SHM - Finding Distance and Direction of Oscillating Particles

[LandOfStandar]

SHM - Simple Harmonic Motion Question

Homework Statement

Two particles oscillate in SHM along a common straight-line segment of length A. Each particle has a period of 1.5s, but they differ in phase by π/6 rad.
a. How far apart are they 9in terms of A) 0.50s after the lagging particle leaves one end of the path?
b. Are they then moving in the same direction, towards each other, or away from each other?

Homework Equations

X = A cos(ωt + θ)
T = 2π/ω

The Attempt at a Solution

T = 2π/ω Tω = 2π ω = 2π/T
X = A cos(ωt + θ) = A cos [(2π/T)t + θ] =
A cos [(2π/1.5)t + 0] and A cos [(2π/1.5)t + π/6]
A cos [(2π/1.5)t + 0] - A cos [(2π/1.5)t + π/6], t equals .5s
(-.50)A - (-.87)A = .37A, but the answer in the book is .18A.
What did I do wrong?

 

[LandOfStandar]

Bumping up so someone could tell me what the think.

 

[LandOfStandar]

anyone

 

[braska '92]

Just to give the correct answer. Your passages were all good except for the first one. The equations describing the motion of the particles are: (A/2)cos(wt + H) and (A/2)cos(wt) and not just A, because the segment is long A and so (knowing that the cos goes from -1 to + 1) a partile moves from A/2 to -A/2. Substituting A/2 the computation should be right!

 

[rwisz]

It seems that you have made a small error in your calculation for the distance between the two particles. The correct answer is indeed 0.18A, which can be found by subtracting the two positions of the particles at t=0.5s.

Let's take a closer look at your calculation. You correctly found the expression for the position of each particle, but the phase difference between them should be π/3 rad, not π/6 rad. This is because the lagging particle has a phase of 0 at t=0, while the leading particle has a phase of π/3 at t=0.

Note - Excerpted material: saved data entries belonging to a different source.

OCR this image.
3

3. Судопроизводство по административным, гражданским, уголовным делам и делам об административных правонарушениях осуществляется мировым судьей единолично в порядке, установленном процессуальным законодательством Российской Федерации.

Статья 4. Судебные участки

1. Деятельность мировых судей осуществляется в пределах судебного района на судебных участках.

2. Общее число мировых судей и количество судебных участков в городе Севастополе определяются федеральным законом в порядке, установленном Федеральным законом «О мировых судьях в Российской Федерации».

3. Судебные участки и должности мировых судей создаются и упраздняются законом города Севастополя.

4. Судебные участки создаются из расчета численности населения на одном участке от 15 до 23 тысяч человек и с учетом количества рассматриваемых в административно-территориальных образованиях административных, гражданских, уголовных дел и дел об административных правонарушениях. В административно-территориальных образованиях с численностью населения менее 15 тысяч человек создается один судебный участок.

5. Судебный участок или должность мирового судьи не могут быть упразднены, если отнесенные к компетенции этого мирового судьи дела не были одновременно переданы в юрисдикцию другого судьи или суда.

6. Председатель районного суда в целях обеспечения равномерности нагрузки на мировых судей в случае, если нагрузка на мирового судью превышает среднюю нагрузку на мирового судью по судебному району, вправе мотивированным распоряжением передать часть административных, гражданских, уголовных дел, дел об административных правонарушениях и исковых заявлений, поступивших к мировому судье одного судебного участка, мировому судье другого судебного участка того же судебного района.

So the correct expression for the position of the particles would be A cos[(2π/1.5)t + 0] and A cos[(2π/1.5)t + π/3]. Plugging in t=0.5s, we get -0.87A and -0.50A, respectively. The difference between these two positions is indeed 0.18A.

As for the direction of motion, since the particles have the same period, they will always be moving in opposite directions. At t=0.5s, the lagging particle will be moving towards the end of the path, while the leading particle will be moving away from it.

I hope this helps clarify your doubts and leads you to the correct solution. Keep up the good work!